The problem is that the proverbial We shouldn’t be designing anything. College is expensive and age-segregated because bad policy has made the higher education market unresponsive to the price mechanism and caused obscene amounts of money to be wasted.

“While innovators continue to imagine more flexible forms of college, traditionalists might champion two proven models: community colleges […] and the G.I. Bill”

These traditionalists are deluded fools. Tuition prices will come down when we stop dumping money on colleges by the truckload. If community colleges are the answer then they will beat out other options in the marketplace, no heavy-handed “championing” needed…

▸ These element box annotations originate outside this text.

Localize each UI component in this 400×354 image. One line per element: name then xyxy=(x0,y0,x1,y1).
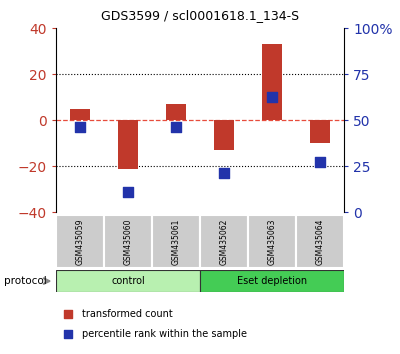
Bar xyxy=(166,104,186,120)
FancyBboxPatch shape xyxy=(248,215,296,268)
Text: percentile rank within the sample: percentile rank within the sample xyxy=(82,329,247,339)
FancyBboxPatch shape xyxy=(152,215,200,268)
FancyBboxPatch shape xyxy=(200,215,248,268)
Bar xyxy=(118,120,138,169)
Point xyxy=(77,125,83,130)
Text: GSM435064: GSM435064 xyxy=(316,218,324,265)
Text: GSM435060: GSM435060 xyxy=(124,218,132,265)
FancyBboxPatch shape xyxy=(56,270,200,292)
FancyBboxPatch shape xyxy=(56,215,104,268)
Point xyxy=(125,189,131,195)
Text: transformed count: transformed count xyxy=(82,309,173,319)
Bar xyxy=(262,45,282,120)
Text: GSM435063: GSM435063 xyxy=(268,218,276,265)
FancyBboxPatch shape xyxy=(104,215,152,268)
Text: protocol: protocol xyxy=(4,276,47,286)
FancyBboxPatch shape xyxy=(296,215,344,268)
Bar xyxy=(310,120,330,143)
Point xyxy=(317,159,323,165)
Text: Eset depletion: Eset depletion xyxy=(237,276,307,286)
Bar xyxy=(70,109,90,120)
Text: control: control xyxy=(111,276,145,286)
Point xyxy=(64,311,71,316)
Point xyxy=(221,171,227,176)
Point xyxy=(173,125,179,130)
Point xyxy=(269,95,275,100)
Text: GDS3599 / scl0001618.1_134-S: GDS3599 / scl0001618.1_134-S xyxy=(101,9,299,22)
Text: GSM435062: GSM435062 xyxy=(220,218,228,265)
Text: GSM435061: GSM435061 xyxy=(172,218,180,265)
Text: GSM435059: GSM435059 xyxy=(76,218,84,265)
FancyBboxPatch shape xyxy=(200,270,344,292)
Bar xyxy=(214,120,234,150)
Point xyxy=(64,331,71,337)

The vast majority of college undergrad learning can be done for pennies. This is not a new internet phenomenon. $50 and a trip to the used book store or a walk down to the public library gets you access to all the textbooks and materials you need to learn just about anything you can learn at a liberal arts college. Not self-motivated? Start a study group. If the only way you can motivate yourself to learn is by borrowing tons of money to pay someone to “force” you to do it, then you probably shouldn’t be going to college in the first place. Go get that retail or secretarial job now that you will inevitably end up in later anyway. That’s keeping it real.

Most people leave college and end up in a job that has nothing to do with their degree. Put another way, many jobs shouldn’t require a degree or could use skill-based competency exams instead. If we didn’t throw tuition money at ambivalent kids, many could enter the labor market directly instead. There’s no shame in this route, or wouldn’t be if we hadn’t engineered the educational system to be a marker of class.

On the flip side, I’ve seen kids with a Computer Science degree who can’t program themselves out of a paper bag. What on earth were they doing for 4 years?! Give me the competent kid with no degree any day–except employers can’t find those people because they are drowned out by the noise of thousands of pretenders waving a useless piece of paper that we bought for them.

The “intangibles” of the college experience can be had for the cost of your own free time and a library card. The job-training aspect (and high-level academic training, which is simply another form of job-training), will be vastly cheaper when colleges have the incentives to make it so and consumers aren’t paid to demand a product they don’t actually want.